Principes clés du modèle d’autorisation des LLM

  • Golden Rule :
    > Un LLM ne doit fonctionner qu’avec les privilèges minimaux strictement nécessaires pour traiter la demande de l’utilisateur
  • Chez les utilisateurs humains, un certain « excès de privilèges par habitude » peut être toléré, mais un LLM est imprévisible, rapide et peut causer des dégâts à grande échelle en cas d’erreur.
    → Les « permissions effectives » du LLM doivent donc être limitées à l’intersection des permissions de l’utilisateur, du LLM et de la tâche

Calcul des permissions effectives

  • Permissions effectives d’une application LLM =
    1. permissions du LLM
    2. permissions de l’utilisateur
    3. permissions nécessaires à la tâche demandée
      intersection de ces trois éléments
  • L’utilisateur « délègue » son rôle au LLM (chatbot, etc.) par impersonation,
    mais le LLM ne doit jamais dépasser le périmètre des permissions de l’utilisateur comme du LLM lui-même
  • Explication intuitive via un diagramme de Venn des permissions
    • exécution autorisée uniquement lorsque les permissions requises par la tâche sont entièrement incluses dans l’intersection

RAG (Retrieval-Augmented Generation) et traitement des autorisations

1. RAG sur données 1st Party (internes)

  • Exemple : un chatbot interne qui retrouve dans le code source de l’entreprise les « fichiers contenant des clés secrètes »
  • Embedding : tous les fichiers sont transformés en vecteurs et stockés en base de données ; le prompt est lui aussi vectorisé pour un matching par similarité
  • Lieu d’application des permissions :
    • vérifier immédiatement l’organisation propriétaire réelle du « fichier » retourné comme résultat de recherche, son type, son dépôt et les permissions de l’utilisateur
    • vérifier si l’utilisateur peut accéder à ce fichier (permissions au niveau ressource)
    • effectuer le contrôle d’autorisation dans la couche applicative lors de la liaison entre embedding et données sources
  • Intégrer la logique de permissions directement dans le LLM lui-même est peu fiable (impossible à garantir en raison de sa nature probabiliste)
  • En résumé :
    • le cœur du RAG consiste à appliquer fermement des permissions par utilisateur et par ressource après la liaison entre embeddings et données d’origine

2. RAG sur données 3rd Party (externes)

  • Utilisation de données provenant d’API ou de systèmes externes (ex. : wiki, système de tickets, etc.) après embedding
  • Problème : les embeddings et les données sources résident dans des systèmes différents → le lieu d’application des permissions devient flou
  • Trois méthodes de traitement des permissions
    1. Déléguer les permissions au système externe (vérification réelle des permissions à chaque appel API unitaire, avec réponse lente et problèmes de rate limit)
    2. Synchroniser les ACL (listes de contrôle d’accès) dans l’application (bonne précision et fiabilité, mais coût accru de gestion/synchronisation des ACL)
    3. Réimplémenter en interne la logique d’autorisation externe elle-même (charge de gestion/synchronisation et complexité logique accrues)
  • Conclusion : selon le contexte réel, le choix du lieu d’application des permissions et de la méthode implique des trade-offs importants
    (performance vs simplicité, coût de gestion vs précision, etc.)

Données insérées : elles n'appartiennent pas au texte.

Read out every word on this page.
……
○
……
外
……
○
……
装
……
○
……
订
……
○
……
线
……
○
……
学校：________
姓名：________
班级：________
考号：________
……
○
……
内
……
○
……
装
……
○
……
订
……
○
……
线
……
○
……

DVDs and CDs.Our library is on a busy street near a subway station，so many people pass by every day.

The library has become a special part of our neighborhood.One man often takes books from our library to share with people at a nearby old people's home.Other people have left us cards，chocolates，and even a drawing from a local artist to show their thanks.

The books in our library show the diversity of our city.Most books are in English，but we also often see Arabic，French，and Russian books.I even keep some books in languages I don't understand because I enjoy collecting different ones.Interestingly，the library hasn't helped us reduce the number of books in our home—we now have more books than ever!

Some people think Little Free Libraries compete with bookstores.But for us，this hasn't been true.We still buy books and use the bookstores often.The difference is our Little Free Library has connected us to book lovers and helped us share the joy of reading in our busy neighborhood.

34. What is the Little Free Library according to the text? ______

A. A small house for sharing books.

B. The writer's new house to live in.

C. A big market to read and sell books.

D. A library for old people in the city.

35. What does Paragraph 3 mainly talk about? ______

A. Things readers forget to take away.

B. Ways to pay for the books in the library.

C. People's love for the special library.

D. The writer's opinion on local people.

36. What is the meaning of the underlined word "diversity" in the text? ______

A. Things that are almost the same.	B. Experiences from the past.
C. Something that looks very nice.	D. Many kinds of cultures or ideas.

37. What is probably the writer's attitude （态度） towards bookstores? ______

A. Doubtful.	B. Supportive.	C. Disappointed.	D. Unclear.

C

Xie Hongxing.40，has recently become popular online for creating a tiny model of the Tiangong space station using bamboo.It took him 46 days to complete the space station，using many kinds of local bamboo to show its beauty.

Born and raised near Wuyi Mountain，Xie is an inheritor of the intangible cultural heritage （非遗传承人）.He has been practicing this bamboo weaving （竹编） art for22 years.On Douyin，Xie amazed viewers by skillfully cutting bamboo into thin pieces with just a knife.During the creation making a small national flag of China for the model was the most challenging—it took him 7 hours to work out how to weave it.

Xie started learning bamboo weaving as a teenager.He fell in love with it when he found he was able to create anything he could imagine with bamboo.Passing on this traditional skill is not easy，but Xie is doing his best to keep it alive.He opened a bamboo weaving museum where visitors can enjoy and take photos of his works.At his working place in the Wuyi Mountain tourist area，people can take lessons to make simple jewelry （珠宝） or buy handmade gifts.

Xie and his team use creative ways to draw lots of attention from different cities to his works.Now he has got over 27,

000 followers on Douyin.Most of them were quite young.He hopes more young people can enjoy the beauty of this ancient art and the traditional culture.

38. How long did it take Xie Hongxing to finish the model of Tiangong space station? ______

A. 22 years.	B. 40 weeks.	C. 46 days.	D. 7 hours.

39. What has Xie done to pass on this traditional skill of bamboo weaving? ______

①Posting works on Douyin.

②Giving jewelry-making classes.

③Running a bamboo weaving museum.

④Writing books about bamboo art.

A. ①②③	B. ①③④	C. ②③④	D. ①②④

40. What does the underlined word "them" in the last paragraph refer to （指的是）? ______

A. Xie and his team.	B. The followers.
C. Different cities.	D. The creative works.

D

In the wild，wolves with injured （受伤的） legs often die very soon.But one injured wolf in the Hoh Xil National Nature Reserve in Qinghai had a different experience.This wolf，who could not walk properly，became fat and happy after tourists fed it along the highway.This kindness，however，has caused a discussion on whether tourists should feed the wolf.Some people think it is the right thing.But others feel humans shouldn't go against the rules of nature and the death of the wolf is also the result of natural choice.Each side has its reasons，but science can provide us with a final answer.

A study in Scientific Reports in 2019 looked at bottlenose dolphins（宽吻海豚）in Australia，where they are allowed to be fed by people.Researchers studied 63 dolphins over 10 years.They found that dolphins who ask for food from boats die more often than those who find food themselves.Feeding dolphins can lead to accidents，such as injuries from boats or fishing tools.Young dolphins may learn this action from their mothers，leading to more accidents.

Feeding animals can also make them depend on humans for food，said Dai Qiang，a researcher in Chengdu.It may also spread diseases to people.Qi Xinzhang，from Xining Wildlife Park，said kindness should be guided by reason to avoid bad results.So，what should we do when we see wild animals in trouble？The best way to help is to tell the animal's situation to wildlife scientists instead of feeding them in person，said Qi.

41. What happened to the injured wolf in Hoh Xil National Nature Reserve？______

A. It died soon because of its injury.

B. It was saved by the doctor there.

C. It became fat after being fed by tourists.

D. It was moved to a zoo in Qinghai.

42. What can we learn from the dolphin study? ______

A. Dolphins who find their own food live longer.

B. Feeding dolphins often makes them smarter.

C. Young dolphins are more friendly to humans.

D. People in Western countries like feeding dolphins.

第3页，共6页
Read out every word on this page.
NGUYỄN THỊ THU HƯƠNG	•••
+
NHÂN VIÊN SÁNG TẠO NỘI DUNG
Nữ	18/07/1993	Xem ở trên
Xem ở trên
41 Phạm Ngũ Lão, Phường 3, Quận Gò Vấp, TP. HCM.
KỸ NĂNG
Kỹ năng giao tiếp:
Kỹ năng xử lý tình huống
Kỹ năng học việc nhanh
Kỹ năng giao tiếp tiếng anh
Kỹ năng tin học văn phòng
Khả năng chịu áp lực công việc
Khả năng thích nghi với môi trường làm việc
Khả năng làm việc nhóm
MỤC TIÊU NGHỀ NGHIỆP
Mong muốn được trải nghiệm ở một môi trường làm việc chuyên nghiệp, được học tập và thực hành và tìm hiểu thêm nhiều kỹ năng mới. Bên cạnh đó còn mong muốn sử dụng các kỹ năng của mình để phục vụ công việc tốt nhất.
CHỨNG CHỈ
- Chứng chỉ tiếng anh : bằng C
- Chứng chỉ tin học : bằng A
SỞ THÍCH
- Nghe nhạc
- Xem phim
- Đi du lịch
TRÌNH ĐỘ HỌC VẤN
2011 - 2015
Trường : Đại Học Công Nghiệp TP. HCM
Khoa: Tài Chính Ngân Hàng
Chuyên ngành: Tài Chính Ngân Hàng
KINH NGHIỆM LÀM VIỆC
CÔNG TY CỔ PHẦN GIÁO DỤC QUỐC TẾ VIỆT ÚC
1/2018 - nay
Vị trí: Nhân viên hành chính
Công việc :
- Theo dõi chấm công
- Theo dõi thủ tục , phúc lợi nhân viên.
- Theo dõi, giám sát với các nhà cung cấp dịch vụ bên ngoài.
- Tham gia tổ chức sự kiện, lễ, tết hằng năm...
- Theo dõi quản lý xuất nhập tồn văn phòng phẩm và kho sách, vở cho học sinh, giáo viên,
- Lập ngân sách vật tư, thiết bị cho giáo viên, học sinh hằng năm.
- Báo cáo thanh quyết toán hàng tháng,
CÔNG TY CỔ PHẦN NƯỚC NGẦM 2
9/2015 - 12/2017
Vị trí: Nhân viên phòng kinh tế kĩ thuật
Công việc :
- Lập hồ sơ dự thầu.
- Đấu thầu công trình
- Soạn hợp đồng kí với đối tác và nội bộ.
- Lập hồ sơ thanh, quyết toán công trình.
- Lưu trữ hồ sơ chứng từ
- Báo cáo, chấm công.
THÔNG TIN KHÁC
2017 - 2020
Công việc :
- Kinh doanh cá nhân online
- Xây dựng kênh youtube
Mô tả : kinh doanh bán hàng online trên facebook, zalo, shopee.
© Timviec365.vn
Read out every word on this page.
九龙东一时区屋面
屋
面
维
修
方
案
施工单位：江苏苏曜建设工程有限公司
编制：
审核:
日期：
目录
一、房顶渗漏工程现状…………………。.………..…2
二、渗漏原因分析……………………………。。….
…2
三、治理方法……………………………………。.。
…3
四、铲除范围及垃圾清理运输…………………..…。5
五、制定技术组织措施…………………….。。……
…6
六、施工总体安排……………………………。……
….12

LLM orientés agents (AI Agent) et autorisations

  • Exemple : un chatbot qui automatise des tâches de maintenance comme la suppression de branches de dépôt ou la fermeture d’issues
  • Avec MCP (Model Context Protocol), les tools (fonctions/API) sont exposés au LLM de manière standardisée
  • Le modèle de permissions effectives doit être appliqué à chaque requête MCP
    (intersection des permissions de l’utilisateur, de l’agent et de la tâche)
  • Limites de l’authentification par jetons comme OAuth
    • les informations de permissions sont incluses dans le jeton, mais ne couvrent pas les permissions temps réel au niveau des actifs/ressources
    • en pratique, seules certaines informations sont placées dans le jeton, et le reste exige une logique d’autorisation séparée dans la couche applicative

Conclusion et résumé pratique

  • Dans les environnements LLM/RAG/Agent, le cœur de la gestion des autorisations est le choix du lieu et de la manière d’appliquer les permissions

  • Avec le modèle de permissions effectives, il faut limiter le LLM à un fonctionnement strictement contenu dans l’intersection « utilisateur + LLM + tâche »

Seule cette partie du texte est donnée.